I do not believe baptism itself (the act) is some magical, meritorious WORK that has within itself the power to forgive sins or save a sinner. Forgiveness of sin and salvation are both IN CHRIST JESUS. We are saved by the grace of the Father through our faith in the Son. However, that faith MUST be demonstrated. David and I both agree that baptism IS a demonstration of that faith. Our only disagreement appears to be over the NECESSITY of that demonstration to acquire the gift of forgiveness and salvation. I believe a faith NOT demonstrated (indeed, a faith one WILLFULLY REFUSES to demonstrate) is NOT a saving faith. David apparently believes otherwise. He declares one can WILLFULLY REFUSE to demonstrate his faith and STILL BE SAVED. I simply do not believe the Bible teaches this.

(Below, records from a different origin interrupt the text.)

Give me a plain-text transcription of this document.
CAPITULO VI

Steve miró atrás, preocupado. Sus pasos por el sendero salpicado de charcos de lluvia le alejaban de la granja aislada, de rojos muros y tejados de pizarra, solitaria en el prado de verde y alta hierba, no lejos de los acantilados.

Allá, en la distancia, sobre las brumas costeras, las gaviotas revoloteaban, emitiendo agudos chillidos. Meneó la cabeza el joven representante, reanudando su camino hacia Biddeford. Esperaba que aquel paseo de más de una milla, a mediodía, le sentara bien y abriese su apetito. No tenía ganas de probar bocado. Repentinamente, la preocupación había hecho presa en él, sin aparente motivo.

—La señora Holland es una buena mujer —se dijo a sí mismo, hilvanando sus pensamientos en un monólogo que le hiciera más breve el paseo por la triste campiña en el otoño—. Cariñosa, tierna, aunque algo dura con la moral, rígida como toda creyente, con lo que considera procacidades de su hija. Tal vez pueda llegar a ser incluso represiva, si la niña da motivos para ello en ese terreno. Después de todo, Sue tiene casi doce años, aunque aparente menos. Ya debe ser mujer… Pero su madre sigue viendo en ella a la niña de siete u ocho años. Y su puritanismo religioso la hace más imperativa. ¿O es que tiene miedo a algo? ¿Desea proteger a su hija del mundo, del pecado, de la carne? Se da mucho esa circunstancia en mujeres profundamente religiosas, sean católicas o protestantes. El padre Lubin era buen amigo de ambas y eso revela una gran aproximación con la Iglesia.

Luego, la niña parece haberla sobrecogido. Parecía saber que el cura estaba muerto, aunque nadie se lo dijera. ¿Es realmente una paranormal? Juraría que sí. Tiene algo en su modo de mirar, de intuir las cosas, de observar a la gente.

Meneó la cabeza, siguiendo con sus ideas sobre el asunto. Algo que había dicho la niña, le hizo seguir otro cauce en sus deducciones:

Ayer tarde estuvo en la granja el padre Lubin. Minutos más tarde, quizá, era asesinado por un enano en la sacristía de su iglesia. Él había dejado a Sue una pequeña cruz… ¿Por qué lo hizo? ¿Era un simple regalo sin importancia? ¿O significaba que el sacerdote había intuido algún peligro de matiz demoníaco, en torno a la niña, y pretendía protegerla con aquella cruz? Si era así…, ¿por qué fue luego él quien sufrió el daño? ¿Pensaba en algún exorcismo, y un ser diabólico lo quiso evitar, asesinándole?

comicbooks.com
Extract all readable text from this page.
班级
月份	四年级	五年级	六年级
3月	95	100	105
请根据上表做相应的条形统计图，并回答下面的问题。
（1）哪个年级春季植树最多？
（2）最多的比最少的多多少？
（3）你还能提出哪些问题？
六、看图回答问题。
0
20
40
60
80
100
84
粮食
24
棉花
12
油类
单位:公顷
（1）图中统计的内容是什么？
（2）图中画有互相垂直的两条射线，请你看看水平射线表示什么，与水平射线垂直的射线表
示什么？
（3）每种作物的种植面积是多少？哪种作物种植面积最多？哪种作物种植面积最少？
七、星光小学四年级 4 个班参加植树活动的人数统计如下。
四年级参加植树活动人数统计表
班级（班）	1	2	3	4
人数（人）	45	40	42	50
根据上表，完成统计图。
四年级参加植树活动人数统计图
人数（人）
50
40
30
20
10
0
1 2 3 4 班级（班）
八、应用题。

Demonstrating one's faith is NOT to be confused with seeking to EARN salvation via that demonstration (as though it was some meritorious work). If I was to teach that the act of baptism in water IS WHAT SAVES YOU, then I would be proclaiming false doctrine. Baptism is nothing more than a demonstration of our faith. However, if I REFUSE to demonstrate my faith in the manner requested by my Lord, then I forfeit the GIFT of salvation. David teaches otherwise. He says one CAN refuse to demonstrate his/her faith according to the manner specified by the Lord, and in spite of that willful rejection of the Lord's command, that one will STILL BE SAVED. That is false teaching, David. I am going to assume it is done in ignorance, and thus I would not characterize you yourself as a teacher who is FALSE in nature. However, if you are knowingly misleading people on this matter, THEN the label "false teacher" would apply. Again, I am going to take the "high road" and assume the best of you, and that is that you are simply unenlightened as to the fullness of God's Truth on this matter.

My prayer for you is for your enlightenment. Like some of Paul's contemporaries, you obviously "have a zeal for God, but not in accordance with knowledge" (Romans 10:2). May God lead you to a more complete knowledge of His Word so that you may cease from your teaching of falsehoods and begin proclaiming the glorious Truth.